Back to School Goes Green

From preschool through senior year, kids need school supplies. Even when back-to-school shopping is done, they still seem to need more and more stuff … when things go missing, for the class play, when something wears out—or just because.

Many school-related products from sneakers to Lacrosse pads are made from plastics, and more and more school supplies are using recycled plastics. So this year, when junior says, “Hey, I need a new …,” think recycled school supplies, and teach your budding Einstein an environmental lesson.
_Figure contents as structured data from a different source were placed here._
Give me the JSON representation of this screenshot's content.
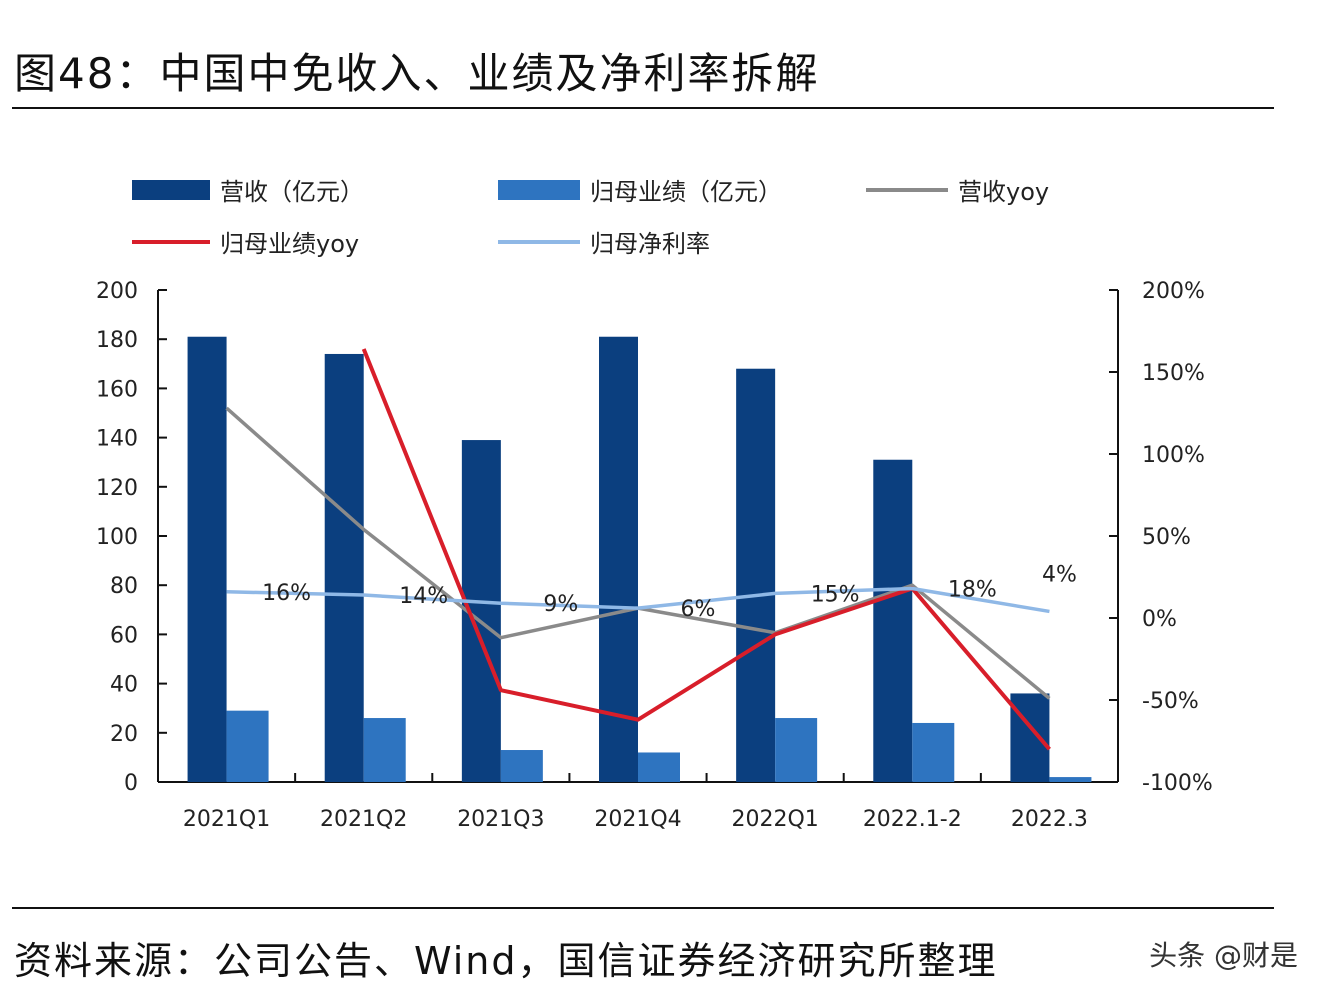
{
  "title": "图48：中国中免收入、业绩及净利率拆解",
  "source": "资料来源：公司公告、Wind，国信证券经济研究所整理",
  "watermark": "头条 @财是",
  "chart_data": {
    "type": "bar+line",
    "categories": [
      "2021Q1",
      "2021Q2",
      "2021Q3",
      "2021Q4",
      "2022Q1",
      "2022.1-2",
      "2022.3"
    ],
    "left_axis": {
      "ylim": [
        0,
        200
      ],
      "ticks": [
        "0",
        "20",
        "40",
        "60",
        "80",
        "100",
        "120",
        "140",
        "160",
        "180",
        "200"
      ]
    },
    "right_axis": {
      "ylim": [
        -100,
        200
      ],
      "ticks": [
        "-100%",
        "-50%",
        "0%",
        "50%",
        "100%",
        "150%",
        "200%"
      ]
    },
    "legend": [
      "营收（亿元）",
      "归母业绩（亿元）",
      "营收yoy",
      "归母业绩yoy",
      "归母净利率"
    ],
    "series": [
      {
        "name": "营收（亿元）",
        "kind": "bar",
        "axis": "left",
        "color": "#0b3f7f",
        "values": [
          181,
          174,
          139,
          181,
          168,
          131,
          36
        ]
      },
      {
        "name": "归母业绩（亿元）",
        "kind": "bar",
        "axis": "left",
        "color": "#2e74c0",
        "values": [
          29,
          26,
          13,
          12,
          26,
          24,
          2
        ]
      },
      {
        "name": "营收yoy",
        "kind": "line",
        "axis": "right",
        "color": "#8a8a8a",
        "values": [
          128,
          54,
          -12,
          6,
          -9,
          20,
          -49
        ]
      },
      {
        "name": "归母业绩yoy",
        "kind": "line",
        "axis": "right",
        "color": "#d81e2a",
        "values": [
          null,
          164,
          -44,
          -62,
          -10,
          18,
          -80
        ]
      },
      {
        "name": "归母净利率",
        "kind": "line",
        "axis": "right",
        "color": "#8fb8e6",
        "values": [
          16,
          14,
          9,
          6,
          15,
          18,
          4
        ],
        "labels": [
          "16%",
          "14%",
          "9%",
          "6%",
          "15%",
          "18%",
          "4%"
        ]
      }
    ]
  }
}
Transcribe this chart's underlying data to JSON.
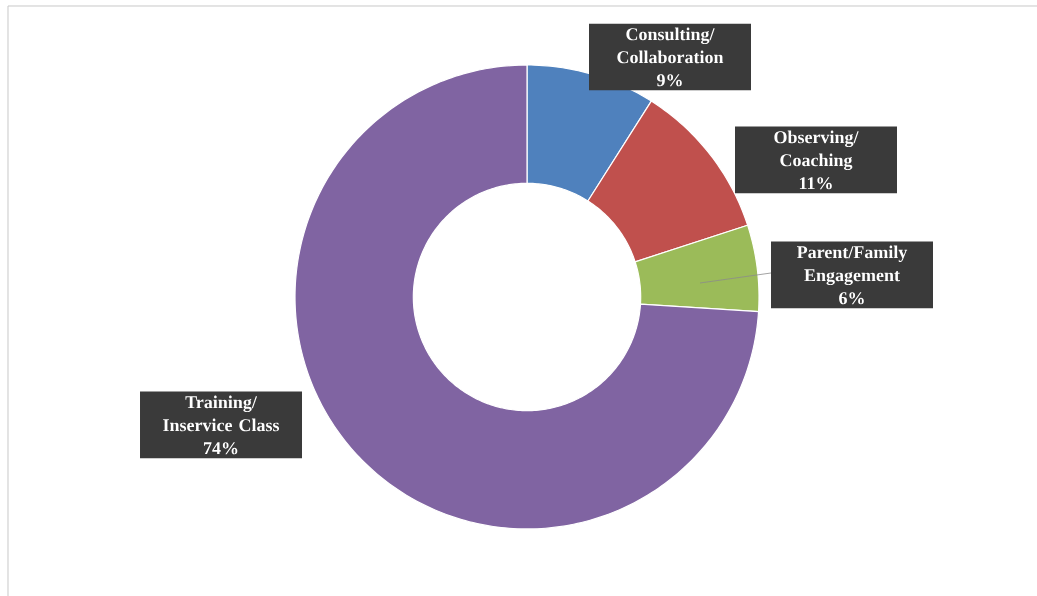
{
  "chart_data": {
    "type": "donut",
    "categories": [
      "Consulting/ Collaboration",
      "Observing/ Coaching",
      "Parent/Family Engagement",
      "Training/ Inservice Class"
    ],
    "values": [
      9,
      11,
      6,
      74
    ],
    "colors": [
      "#4f81bd",
      "#c0504d",
      "#9bbb59",
      "#8064a2"
    ],
    "value_labels": [
      "9%",
      "11%",
      "6%",
      "74%"
    ]
  }
}
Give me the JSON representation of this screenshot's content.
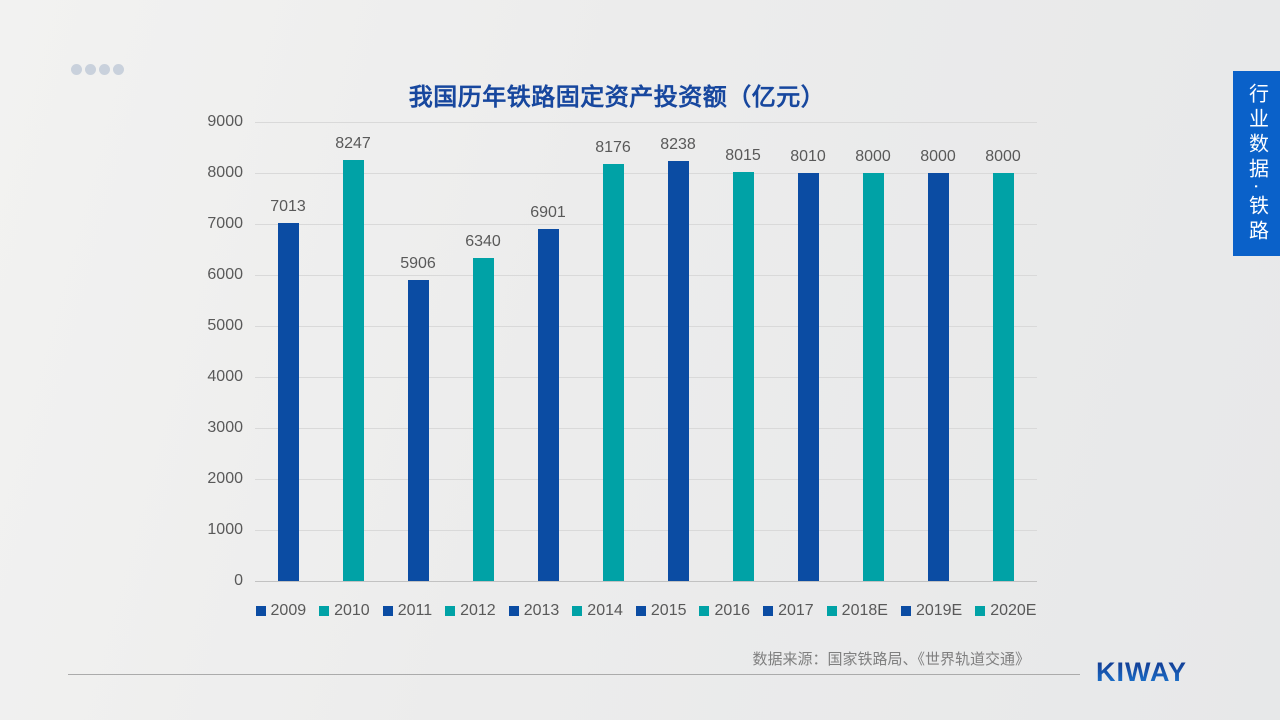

Some Recycled Plastic School Supplies

For example, the perfect backpack is a school staple, as kids today lug around what appear to be 400 pounds of books. For your littler ones, Beatrix makes backpacks with recycled plastics that are lightweight and easy to clean. The manufacturer says that each pack uses the equivalent of seven water bottles. For your somewhat larger kids, Green Smart offers cool backpacks, laptop sleeves, messenger bags, and water bottle coolers made with recycled plastics from bottles. Green Smart says the company has diverted more than 750,000 plastic bottles from waste.

Getting kids to eat their greens can be a chore. But perhaps they can be a bit greener at school mealtime with recycled plastic lunch bags. Readily available from many online sites, these bags commonly are made with recycled plastics from beverage bottles. For example, Clean Conscience lunch bags use approximately three recycled bottles, which recaptures the value of plastics— and teaches kids a valuable lesson about the importance of recycled school supplies

“I need to write down something—hand me a refrigerator.” Pencils made from refrigerators? That’s right—BIC® now makes pencils with recycled polystyrene plastic from discarded refrigerators. The recycled polystyrene pencils work just like traditional cedar pencils. One refrigerator produces enough polystyrene for 640 pencils—a great a lesson that something as simple as a pencil can make a difference.

For some kids, school seems all about the clothes. Companies such as Patagonia make fashionable cold and wet weather kid apparel out of recycled soda bottles and plastic fabrics. Jackets, vests, hats, gloves, sweat pants, under layers—all help close the recycling loop and give your kid something to brag (and feel good) about.